Any lights up there after closing time will attract attention.'
'What do you mean – "closing time"?' Bronson asked.
'Well, the site is a major tourist attraction, you know. At this time of year it closes at five. And we'll have to pay to get inside.'
70
Levi Barak looked with some satisfaction at the notes he'd scribbled during his exchanges on the radio with his various teams of watchers. Both groups of suspects seemed to be heading for exactly the same place in northern Israel. Bronson and Lewis were in the lead, having just reached the outskirts of Haifa after a brief stop in the city.

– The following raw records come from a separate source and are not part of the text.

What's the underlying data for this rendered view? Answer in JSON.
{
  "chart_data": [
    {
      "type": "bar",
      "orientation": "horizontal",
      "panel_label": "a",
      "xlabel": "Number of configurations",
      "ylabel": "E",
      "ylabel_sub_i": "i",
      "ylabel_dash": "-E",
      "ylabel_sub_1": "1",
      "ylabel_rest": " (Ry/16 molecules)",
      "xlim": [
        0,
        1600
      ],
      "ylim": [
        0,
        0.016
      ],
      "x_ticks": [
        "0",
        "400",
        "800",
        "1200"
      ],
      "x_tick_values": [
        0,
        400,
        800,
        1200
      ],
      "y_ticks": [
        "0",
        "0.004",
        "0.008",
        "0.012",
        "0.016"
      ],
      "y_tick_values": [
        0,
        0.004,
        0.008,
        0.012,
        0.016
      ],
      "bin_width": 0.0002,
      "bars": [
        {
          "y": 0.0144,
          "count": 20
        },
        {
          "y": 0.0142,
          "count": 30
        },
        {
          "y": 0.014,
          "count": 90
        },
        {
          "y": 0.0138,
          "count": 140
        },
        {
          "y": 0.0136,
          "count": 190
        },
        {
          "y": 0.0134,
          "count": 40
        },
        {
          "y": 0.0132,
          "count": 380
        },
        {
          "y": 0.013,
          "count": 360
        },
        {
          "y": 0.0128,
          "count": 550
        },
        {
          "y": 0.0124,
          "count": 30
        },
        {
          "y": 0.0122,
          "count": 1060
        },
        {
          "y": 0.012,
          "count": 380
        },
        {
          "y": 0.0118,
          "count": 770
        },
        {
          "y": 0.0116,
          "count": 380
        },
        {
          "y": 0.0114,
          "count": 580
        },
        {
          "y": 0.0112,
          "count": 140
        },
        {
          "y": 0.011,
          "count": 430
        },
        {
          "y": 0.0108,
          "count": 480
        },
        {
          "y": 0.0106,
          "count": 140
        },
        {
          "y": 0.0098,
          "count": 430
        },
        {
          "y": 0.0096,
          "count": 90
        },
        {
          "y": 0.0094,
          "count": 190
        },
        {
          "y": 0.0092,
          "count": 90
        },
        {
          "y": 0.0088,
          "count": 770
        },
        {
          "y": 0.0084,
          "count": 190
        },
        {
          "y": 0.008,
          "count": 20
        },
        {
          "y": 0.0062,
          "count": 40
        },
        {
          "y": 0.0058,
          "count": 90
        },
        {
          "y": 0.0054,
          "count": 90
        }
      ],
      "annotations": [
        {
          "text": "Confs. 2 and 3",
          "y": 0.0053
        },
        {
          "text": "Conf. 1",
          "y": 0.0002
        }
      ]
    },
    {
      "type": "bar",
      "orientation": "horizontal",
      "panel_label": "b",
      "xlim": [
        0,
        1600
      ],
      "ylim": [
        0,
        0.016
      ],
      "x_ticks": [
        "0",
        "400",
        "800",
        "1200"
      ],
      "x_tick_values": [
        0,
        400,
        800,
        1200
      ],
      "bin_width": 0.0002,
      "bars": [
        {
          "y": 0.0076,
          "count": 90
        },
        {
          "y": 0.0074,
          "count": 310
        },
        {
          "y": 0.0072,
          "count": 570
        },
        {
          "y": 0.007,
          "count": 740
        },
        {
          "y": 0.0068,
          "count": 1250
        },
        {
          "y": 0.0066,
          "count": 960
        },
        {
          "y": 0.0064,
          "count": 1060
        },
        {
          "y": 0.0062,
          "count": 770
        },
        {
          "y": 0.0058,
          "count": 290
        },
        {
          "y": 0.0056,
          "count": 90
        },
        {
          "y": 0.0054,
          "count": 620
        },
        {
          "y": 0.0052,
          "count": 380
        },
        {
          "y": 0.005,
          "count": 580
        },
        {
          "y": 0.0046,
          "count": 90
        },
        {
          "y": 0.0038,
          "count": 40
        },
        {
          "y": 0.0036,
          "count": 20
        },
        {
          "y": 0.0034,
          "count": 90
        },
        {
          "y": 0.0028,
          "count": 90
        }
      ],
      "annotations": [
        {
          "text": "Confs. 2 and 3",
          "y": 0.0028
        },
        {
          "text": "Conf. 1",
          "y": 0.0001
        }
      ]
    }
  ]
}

'Bronson's just turned south-east,' one of the surveillance officers said, his voice crackling over the loudspeaker. 'He's taken the road towards Afula, or maybe he's heading for Nazareth.'
'Keep watching,' Barak ordered, 'and make sure they don't see you. I don't want them spooked now. I'll join you shortly.'
'You're coming up here?' The man sounded surprised.
'Yes. Let me know the moment they stop again, even if it's just for a meal or a drink.'
'Understood.'
Barak leant back from the radio microphone and picked up the internal telephone. 'This is Barak,' he said. 'I want you to get me the number of the direct line for the commanding officer of the Sayeret Matkal. And when you've done that, I want a military helicopter on standby here within thirty minutes, fully fuelled, with two pilots. If possible, get me one that's equipped with a Forward- Looking Infra-Red scanner and a night-vision camera.' He glanced at his watch, then looked out through the window, calculating times and distances. 'And make sure it's here on time. The end-game is near.'
71
The Plain of Esdraelon stretched out before them, a patchwork of green and fertile fields punctuated by small woods and clumps of trees. The road snaked away from Har Megiddo towards the lower slopes of a range of hills that rose in waves towards the distant horizon, gradually vanishing in the heat haze.
Bronson followed the road signs, written in Hebrew and English, and turned north from the Megiddo junction on to road number 66. After a couple of minutes, he made a left turn, and almost immediately swung left again. He slotted the Renault into a vacant space in the car park at the foot of the hill and switched off the engine.